The pied-à-terre tax that was originally proposed last March by New York State Senator Brad Hoylman. It got turned down as industry leaders rallied against it, with the fear that the tax would cripple New York City’s already-slow luxury residential market. Now, less than a year later, Hoylman told The Real Deal that he’s working on the “technical aspects” that got the bill booted in the first place and that he’s hoping to bring it back to the floor at the start of the Senate’s January session.

The booted proposal suggested an annual tax on non-primary residences worth $5 million or more. The bill was backed by Governor Andrew Cuomo, and estimates put the bill’s anticipated revenue at around $650 million a year, according to The New York Times. The funds from the tax would have been used to support and improve the city’s subway system.

In brief, the proposed tax would require all homeowners whose legal residence is outside the five boroughs to pay an annual tax on maintaining a second (or third, or fourth) residence within the city. This tax would be leveled not only on new purchasers, but on anyone whose legal residence lies outside city limits. Administered on a sliding scale, the tax would charge between 0.5% and 4% to owners whose one to three family houses have a value of $5 million or more, and 10% to 13.5% to owners whose apartments have an assessed value of $300,000 or more.

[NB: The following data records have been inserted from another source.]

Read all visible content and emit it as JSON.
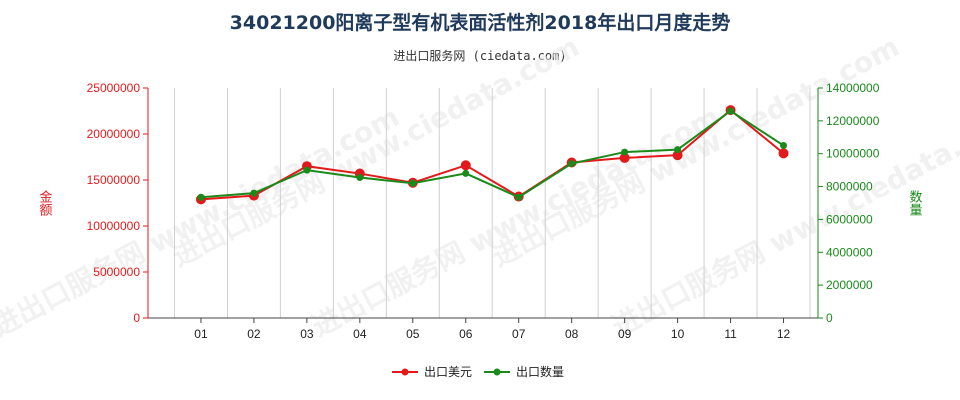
{
  "title": "34021200阳离子型有机表面活性剂2018年出口月度走势",
  "subtitle": "进出口服务网 (ciedata.com)",
  "watermark": "进出口服务网 www.ciedata.com",
  "colors": {
    "usd": "#e31a1c",
    "qty": "#1a8a1a",
    "grid": "#d0d0d0"
  },
  "chart_data": {
    "type": "line",
    "categories": [
      "01",
      "02",
      "03",
      "04",
      "05",
      "06",
      "07",
      "08",
      "09",
      "10",
      "11",
      "12"
    ],
    "y_left": {
      "label": "金额",
      "range": [
        0,
        25000000
      ],
      "ticks": [
        "0",
        "5000000",
        "10000000",
        "15000000",
        "20000000",
        "25000000"
      ]
    },
    "y_right": {
      "label": "数量",
      "range": [
        0,
        14000000
      ],
      "ticks": [
        "0",
        "2000000",
        "4000000",
        "6000000",
        "8000000",
        "10000000",
        "12000000",
        "14000000"
      ]
    },
    "series": [
      {
        "name": "出口美元",
        "axis": "left",
        "color": "#e31a1c",
        "values": [
          12900000,
          13300000,
          16500000,
          15700000,
          14700000,
          16600000,
          13200000,
          16900000,
          17400000,
          17700000,
          22600000,
          17900000
        ]
      },
      {
        "name": "出口数量",
        "axis": "right",
        "color": "#1a8a1a",
        "values": [
          7350000,
          7600000,
          9000000,
          8550000,
          8200000,
          8800000,
          7350000,
          9400000,
          10100000,
          10250000,
          12600000,
          10500000
        ]
      }
    ],
    "legend_position": "bottom-center",
    "grid": "vertical"
  }
}
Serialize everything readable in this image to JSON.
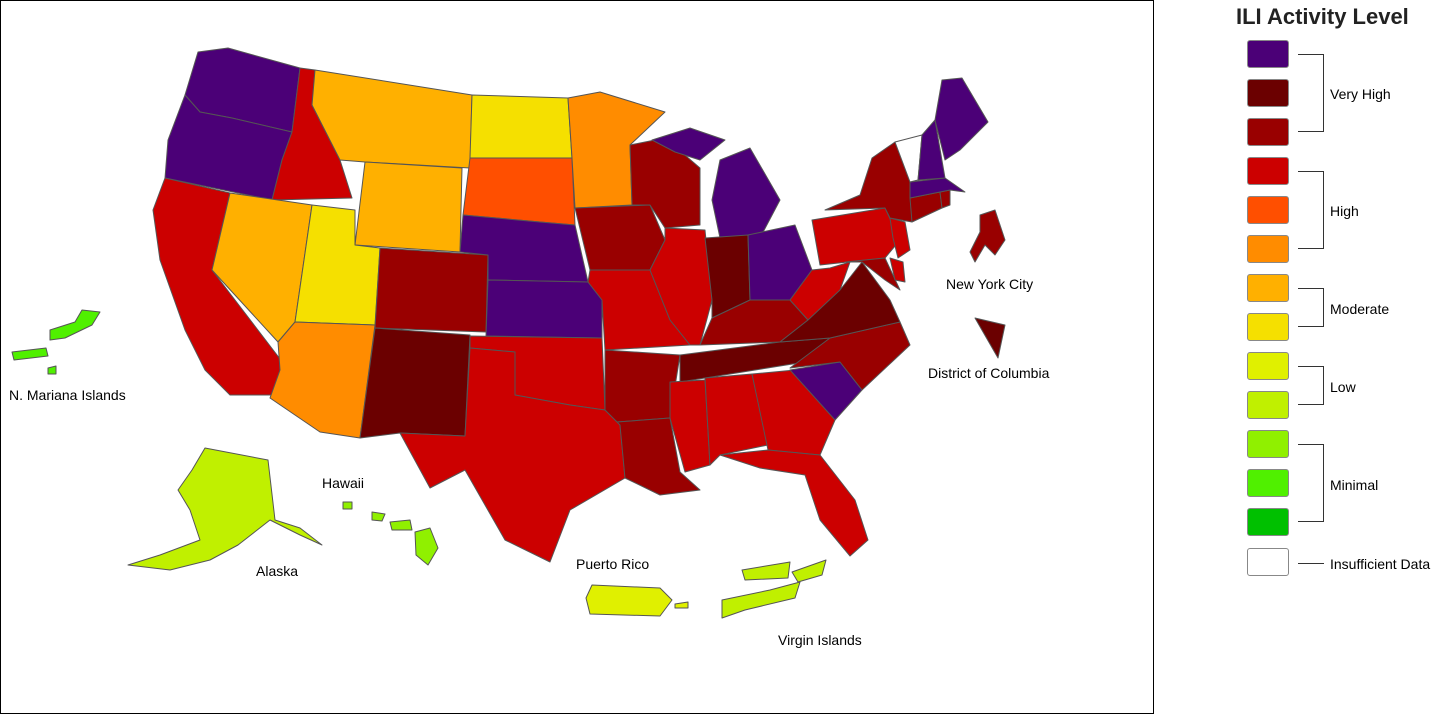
{
  "legend": {
    "title": "ILI Activity Level",
    "levels": [
      {
        "color": "#4B0077"
      },
      {
        "color": "#6B0000"
      },
      {
        "color": "#990000"
      },
      {
        "color": "#CC0000"
      },
      {
        "color": "#FF4F00"
      },
      {
        "color": "#FF8C00"
      },
      {
        "color": "#FFB000"
      },
      {
        "color": "#F5E000"
      },
      {
        "color": "#E0F000"
      },
      {
        "color": "#C0F000"
      },
      {
        "color": "#90F000"
      },
      {
        "color": "#50F000"
      },
      {
        "color": "#00C000"
      },
      {
        "color": "#FFFFFF"
      }
    ],
    "groups": {
      "very_high": "Very High",
      "high": "High",
      "moderate": "Moderate",
      "low": "Low",
      "minimal": "Minimal",
      "insufficient": "Insufficient Data"
    }
  },
  "labels": {
    "new_york_city": "New York City",
    "district_of_columbia": "District of Columbia",
    "n_mariana_islands": "N. Mariana Islands",
    "hawaii": "Hawaii",
    "alaska": "Alaska",
    "puerto_rico": "Puerto Rico",
    "virgin_islands": "Virgin Islands"
  }
}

Barbara Fox, founder and president of the real-estate brokerage Fox Residential, told Business Insider that a pied-à-terre tax would be “irrevocably damaging to the Manhattan/NYC real estate market.” 

“There are so many new buildings going up currently that will all be dependent on pied-à-terre buyers — who will become non-existent with the institution of this tax,” she told Business Insider in an email. “There are so very many aging baby boomers who are pied-à-terre owners in NYC who will definitely sell their current properties and leave NYC for good, or, if they wish to continue spending time in the city, they will most likely rent. We must stop this movement which will destroy the already suffering residential market.”

“If you keep adding taxes to buyers in this segment, it will eventually depress real estate values,” Cody Vichinsky, co-owner and founder of the luxury real-estate brokerage Bespoke Real Estate, told Business Insider in an email. “This move does not have the potential to drive real estate purchases, especially with the mansion tax already in effect,” he continued.

The progressive mansion tax is a one-time fee that affects home sales of $2 million or more. The fee increases with the price of the home. In line with this, a .25% transfer tax was put into place on homes that sell for $3 million or more.

The progressive mansion tax increases as the price of the home does (hence “progressive”): There’s a flat 1 percent tax on homes valued at $1 to $2 million, 1.25 percent on ones valued at $2 to $3 million, and so on; it ultimately tops out at 4.15 percent for homes valued at $25 million or more.